Besetzes Haus im Berlin der 90er Jahre |
Im Berlin der 90er Jahre hatte ich einige Bekannte und Freunde, die sich von Anfang an trauten, einen anderen Weg zu gehen: Mit und ohne Kinder ein Leben ohne viel Lohnarbeit, dafür mit mehr Eingebundensein in Kommunen, Künstlergruppen und besetzte Häuser. Aber auch das ist nicht einfach und nachhaltig für die Einzelnen und erst gar kein Rezept für die Massen. Einzelne werden vorübergehend immer einen individuellen Weg finden können. Dabei gehen sie das Risiko ein, abseits von der Gesellschaft und fern von eigenen Ansprüchen an sich selbst zu scheitern. Andererseits haben sie die Chance, aktiv und bewusst ein außergewöhnliches Leben zu führen. Was ist aber mit uns als Durchschnitt der Gesellschaft? Letztlich zählen wir, denn solange Downshifting oder alternative Lebensformen Randphänomene sind, solange wird sich in unserer Welt nichts ändern.

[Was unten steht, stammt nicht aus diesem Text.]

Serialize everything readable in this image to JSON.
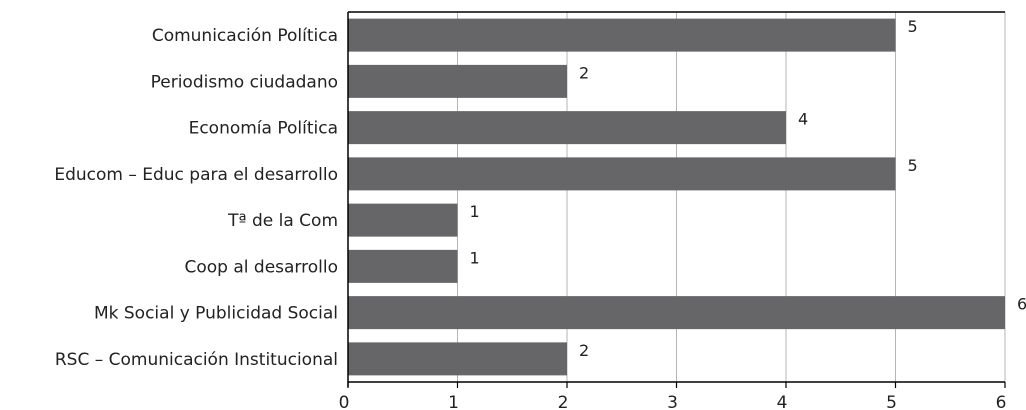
{
  "chart_data": {
    "type": "bar",
    "orientation": "horizontal",
    "categories": [
      "Comunicación Política",
      "Periodismo ciudadano",
      "Economía Política",
      "Educom – Educ para el desarrollo",
      "Tª de la Com",
      "Coop al desarrollo",
      "Mk Social y Publicidad Social",
      "RSC – Comunicación Institucional"
    ],
    "values": [
      5,
      2,
      4,
      5,
      1,
      1,
      6,
      2
    ],
    "xlim": [
      0,
      6
    ],
    "x_ticks": [
      "0",
      "1",
      "2",
      "3",
      "4",
      "5",
      "6"
    ],
    "grid": "vertical",
    "data_labels": true,
    "bar_color": "#666669",
    "grid_color": "#b5b5b5",
    "axis_color": "#000000",
    "title": "",
    "xlabel": "",
    "ylabel": ""
  }
}
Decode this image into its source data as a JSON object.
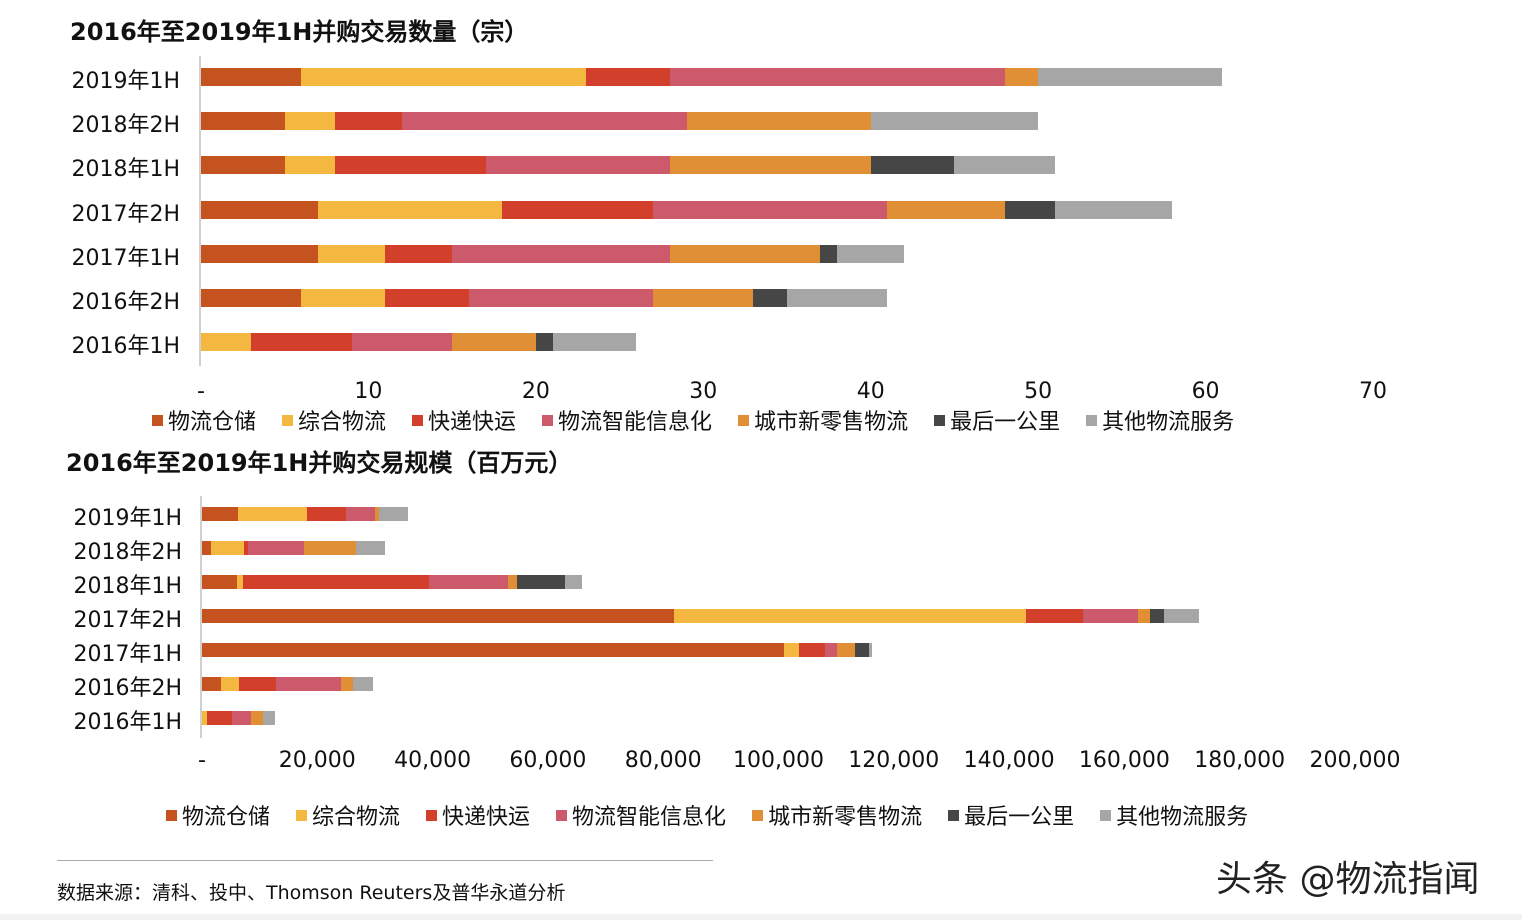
{
  "colors": {
    "物流仓储": "#c4531f",
    "综合物流": "#f4b740",
    "快递快运": "#d2402c",
    "物流智能信息化": "#cc5a6b",
    "城市新零售物流": "#e08f34",
    "最后一公里": "#464646",
    "其他物流服务": "#a6a6a6"
  },
  "legend": [
    "物流仓储",
    "综合物流",
    "快递快运",
    "物流智能信息化",
    "城市新零售物流",
    "最后一公里",
    "其他物流服务"
  ],
  "chart_data": [
    {
      "type": "bar",
      "orientation": "horizontal",
      "stacked": true,
      "title": "2016年至2019年1H并购交易数量（宗）",
      "xlabel": "",
      "ylabel": "",
      "xlim": [
        0,
        70
      ],
      "xticks": [
        "-",
        "10",
        "20",
        "30",
        "40",
        "50",
        "60",
        "70"
      ],
      "legend_position": "bottom",
      "grid": false,
      "categories": [
        "2019年1H",
        "2018年2H",
        "2018年1H",
        "2017年2H",
        "2017年1H",
        "2016年2H",
        "2016年1H"
      ],
      "series": [
        {
          "name": "物流仓储",
          "values": [
            6,
            5,
            5,
            7,
            7,
            6,
            0
          ]
        },
        {
          "name": "综合物流",
          "values": [
            17,
            3,
            3,
            11,
            4,
            5,
            3
          ]
        },
        {
          "name": "快递快运",
          "values": [
            5,
            4,
            9,
            9,
            4,
            5,
            6
          ]
        },
        {
          "name": "物流智能信息化",
          "values": [
            20,
            17,
            11,
            14,
            13,
            11,
            6
          ]
        },
        {
          "name": "城市新零售物流",
          "values": [
            2,
            11,
            12,
            7,
            9,
            6,
            5
          ]
        },
        {
          "name": "最后一公里",
          "values": [
            0,
            0,
            5,
            3,
            1,
            2,
            1
          ]
        },
        {
          "name": "其他物流服务",
          "values": [
            11,
            10,
            6,
            7,
            4,
            6,
            5
          ]
        }
      ]
    },
    {
      "type": "bar",
      "orientation": "horizontal",
      "stacked": true,
      "title": "2016年至2019年1H并购交易规模（百万元）",
      "xlabel": "",
      "ylabel": "",
      "xlim": [
        0,
        200000
      ],
      "xticks": [
        "-",
        "20,000",
        "40,000",
        "60,000",
        "80,000",
        "100,000",
        "120,000",
        "140,000",
        "160,000",
        "180,000",
        "200,000"
      ],
      "legend_position": "bottom",
      "grid": false,
      "categories": [
        "2019年1H",
        "2018年2H",
        "2018年1H",
        "2017年2H",
        "2017年1H",
        "2016年2H",
        "2016年1H"
      ],
      "series": [
        {
          "name": "物流仓储",
          "values": [
            6200,
            1600,
            6100,
            81900,
            101000,
            3300,
            0
          ]
        },
        {
          "name": "综合物流",
          "values": [
            12000,
            5700,
            1000,
            61100,
            2600,
            3100,
            900
          ]
        },
        {
          "name": "快递快运",
          "values": [
            6800,
            700,
            32300,
            9900,
            4500,
            6400,
            4300
          ]
        },
        {
          "name": "物流智能信息化",
          "values": [
            5000,
            9700,
            13700,
            9400,
            2100,
            11300,
            3300
          ]
        },
        {
          "name": "城市新零售物流",
          "values": [
            700,
            9000,
            1600,
            2200,
            3100,
            2100,
            2100
          ]
        },
        {
          "name": "最后一公里",
          "values": [
            0,
            0,
            8300,
            2300,
            2400,
            0,
            0
          ]
        },
        {
          "name": "其他物流服务",
          "values": [
            5000,
            5000,
            2900,
            6200,
            500,
            3500,
            2100
          ]
        }
      ]
    }
  ],
  "footer": {
    "source": "数据来源：清科、投中、Thomson Reuters及普华永道分析",
    "watermark": "头条 @物流指闻"
  }
}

Welche Alternativen haben wir als Gesellschaft?
Es hilft uns nur ein gesamt-gesellschaftlicher Ansatz. Insofern haben wir Grund zur Hoffnung, denn Ideen wie Minimalismus, das bedingungslose Grundeinkommen, die Diskussionen um Burnout und Depression, die politisch bereits auf den Weg gebrachten Rahmenbedingungen zu Eltern- und flexibler Arbeitszeit, der Bundesfreiwilligendienst und die durch solche Ansätze insgesamt wachsende Akzeptanz von alternativen Lebenskonzepten können langfristig die gesellschaftlichen Normen verändern. Interessant ist, dass sich diese Normen unfreiwillig schon über die kapitalistische Krise relativieren, in der wir uns befinden. Menschen finden gezwungenermaßen zu neuen Konzepten. Wenn Karrieren nicht möglich sind oder der Sex-Appeal von Bankern im Keller ist, dann einigt man sich eben auf andere Werte. Der Papa, der sich statt seiner Karriere nun der Kindererziehung widmet, ist inzwischen ehrbar. Ist doch gut! Vielleicht schaffen wir es, statt der ganzen individualistischen Versuche, zu einem gesamtgesellschaftlichen Minimalismus zu finden. Der bestünde darin, dass wir uns gesellschaftlich nach und nach auf ein paar Prinzipien einigen, die das Sein dem Haben gegenüber erheben. Zum Beispiel könnten wir erkennen, dass Wachstum nur dann wertvoll ist, wenn es nicht auf Kosten anderer und der Natur geschieht. Wir müssten den Zugang zu Ressourcen priorisieren und den Besitz von Ressourcen als Ursache von Verschwendung und Verschmutzung zurückfahren. Zeit, die Mitmenschen und die Welt zu erleben, könnte einen höheren Wert erlangen, als Geld für Konsumgüter zu erwirtschaften.
Das alles sind keine revolutionären oder schwer zu erkennenden Ideen. Sie sind unter uns, überall. Was sind eure Ideen? Wie wollt ihr euer Leben führen? Welche Zwänge gibt es in eurem Leben und wie wollt ihr damit umgehen? Ich freue mich auf eine Diskussion in den Kommentaren!